Surely, it’d sting in the moment to hear a woman tell me, in brutal detail, all the reasons she’s not attracted to me. But I’d prefer that brief infliction of pain to leaving the bar with a spring in my step and a fake number in my pocket, only to find out later the woman who smiled and laughed was actually plotting her escape the whole time. Is getting a free cocktail really worth humiliating someone?

Without honest feedback, I’ve got no idea what I’m doing wrong. Is it that I come off as too eager and should slow my roll? Do I need to stop telling women the unglamorous truth about what I do for a living—namely, that I work in the IT department at a law firm—but, instead, tell them I’m something cool, like a racecar driver or audiobook narrator? Or is the problem something unfixable, like my face?

Tipsy women often tell me I’ve got an “adorable” face—a “baby face” they want to pinch, poke, and prod, often while cooing at me like I’m a six-foot puppy. Unfortunately, though, after having their way with my cheeks and dimples, women tend to leave the bar with someone else. Usually, a dude with smooth pick-up lines and confidence oozing out his pores. Guys like my buddy from work, an attorney named Max. He not only has a lucrative job to go with his bad-boy good looks, he’s perfected the art of making women chase him. Mostly, it seems to me, by acting like an arrogant jerk who doesn’t give a shit. And that’s just not me. Never has been, never will be.

A car honks its horn outside my bedroom window, drawing me from my wandering thoughts. With a deep sigh, I return to my phone and tap out a reply to the actual owner of Katie’s fake number.

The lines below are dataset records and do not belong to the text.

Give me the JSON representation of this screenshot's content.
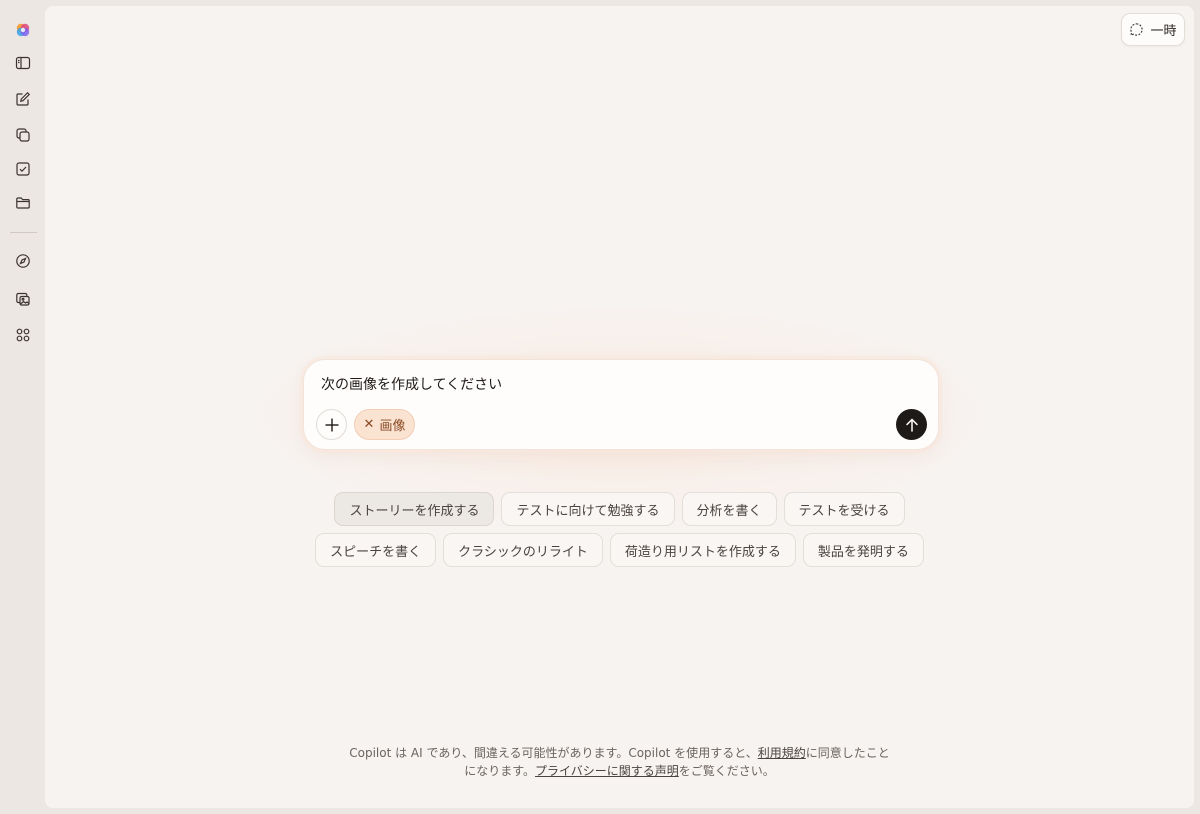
{
  "sidebar": {
    "items": [
      {
        "name": "copilot-logo-icon"
      },
      {
        "name": "sidebar-toggle-icon"
      },
      {
        "name": "new-chat-icon"
      },
      {
        "name": "pages-icon"
      },
      {
        "name": "tasks-icon"
      },
      {
        "name": "folder-icon"
      },
      {
        "name": "discover-icon"
      },
      {
        "name": "image-gallery-icon"
      },
      {
        "name": "apps-grid-icon"
      }
    ]
  },
  "header": {
    "temp_chat_label": "一時"
  },
  "composer": {
    "text": "次の画像を作成してください",
    "chip_remove": "✕",
    "chip_label": "画像"
  },
  "suggestions": {
    "row1": [
      "ストーリーを作成する",
      "テストに向けて勉強する",
      "分析を書く",
      "テストを受ける"
    ],
    "row2": [
      "スピーチを書く",
      "クラシックのリライト",
      "荷造り用リストを作成する",
      "製品を発明する"
    ]
  },
  "disclaimer": {
    "line1_prefix": "Copilot は AI であり、間違える可能性があります。Copilot を使用すると、",
    "terms_link": "利用規約",
    "line1_suffix": "に同意したこと",
    "line2_prefix": "になります。",
    "privacy_link": "プライバシーに関する声明",
    "line2_suffix": "をご覧ください。"
  },
  "colors": {
    "background": "#ece7e3",
    "panel": "#f7f3f0",
    "chip_bg": "#fbe3d2",
    "send_button": "#1d1a18"
  }
}
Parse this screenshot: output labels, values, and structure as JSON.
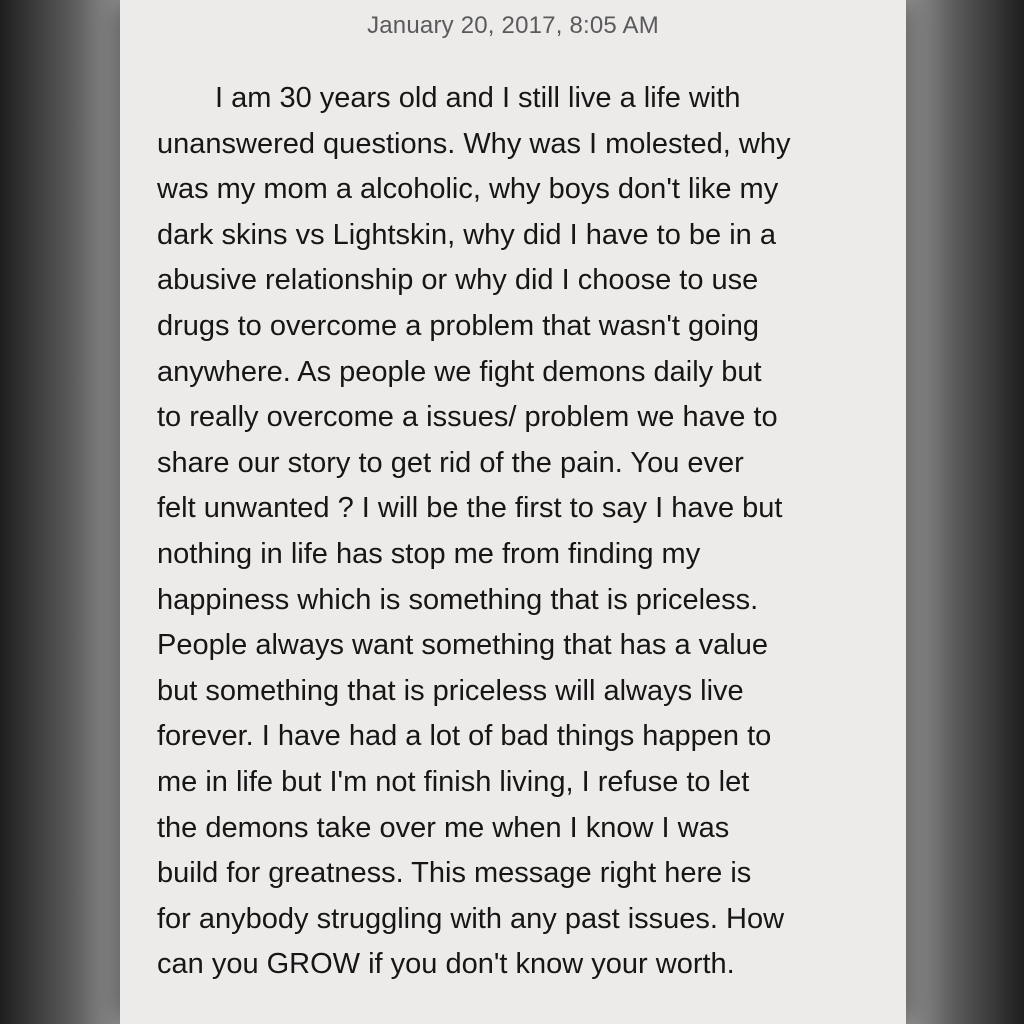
{
  "note": {
    "timestamp": "January 20, 2017, 8:05 AM",
    "body": "I am 30 years old and I still live a life with\nunanswered questions. Why was I molested, why\nwas my mom a alcoholic, why boys don't like my\ndark skins vs Lightskin, why did I have to be in a\nabusive relationship or why did I choose to use\ndrugs to overcome a problem that wasn't going\nanywhere. As people we fight demons daily but\nto really overcome a issues/ problem we have to\nshare our story to get rid of the pain. You ever\nfelt unwanted ? I will be the first to say I have but\nnothing in life has stop me from finding my\nhappiness which is something that is priceless.\nPeople always want something that has a value\nbut something that is priceless will always live\nforever. I have had a lot of bad things happen to\nme in life but I'm not finish living, I refuse to let\nthe demons take over me when I know I was\nbuild for greatness. This message right here is\nfor anybody struggling with any past issues. How\ncan you GROW if you don't know your worth."
  },
  "colors": {
    "paper": "#ecebe9",
    "text": "#161616",
    "timestamp": "#5a5a5c"
  }
}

Me: Thanks for the reply. I definitely texted the right wrong number. Katie entered her number into my phone, and I clicked on it when sending my text. Womp.

Unknown: Aw, that’s a bummer, Grayson. Chin up, though. There’s always next time.

Me: That’s the way the ball bounces. It wasn’t the first time and probably won’t be the last I get a fake number in a bar. It’s rough out there.

Unknown: How many times has this happened to you?

Me: This is the third fake number in about two months. In defense of the women, though, I’m terrible at flirting. I was in a long-term relationship that ended about six months ago, and it seems I’ve got a lot to improve upon in my flirting game.

Unknown: Practice makes perfect! A few more rounds in the ring, and you’ll be back in fighting form in no time.

Me: That assumes I was in “fighting form” at some earlier date, when in fact, I’ve always been lame at flirting.

Unknown: LOL. I’m sure you’re not nearly as lame as you think. Let’s look at the math. How many real phone numbers have you gotten in the same two-month period? In baseball, a batting average of .300 is considered fantastic.

Me: Sadly, it’s been Goose Egg City for me since my relationship ended. The good news, though, if we’re going to use baseball metaphors, is I haven’t been “up to bat” all that many times. I only started stepping up to the plate in earnest two months ago, after discovering weekly Singles Night at Captain’s. It’s much less daunting for a shy person like me to try “swinging my bat” when I know everyone at the bar is single and open to at least chatting.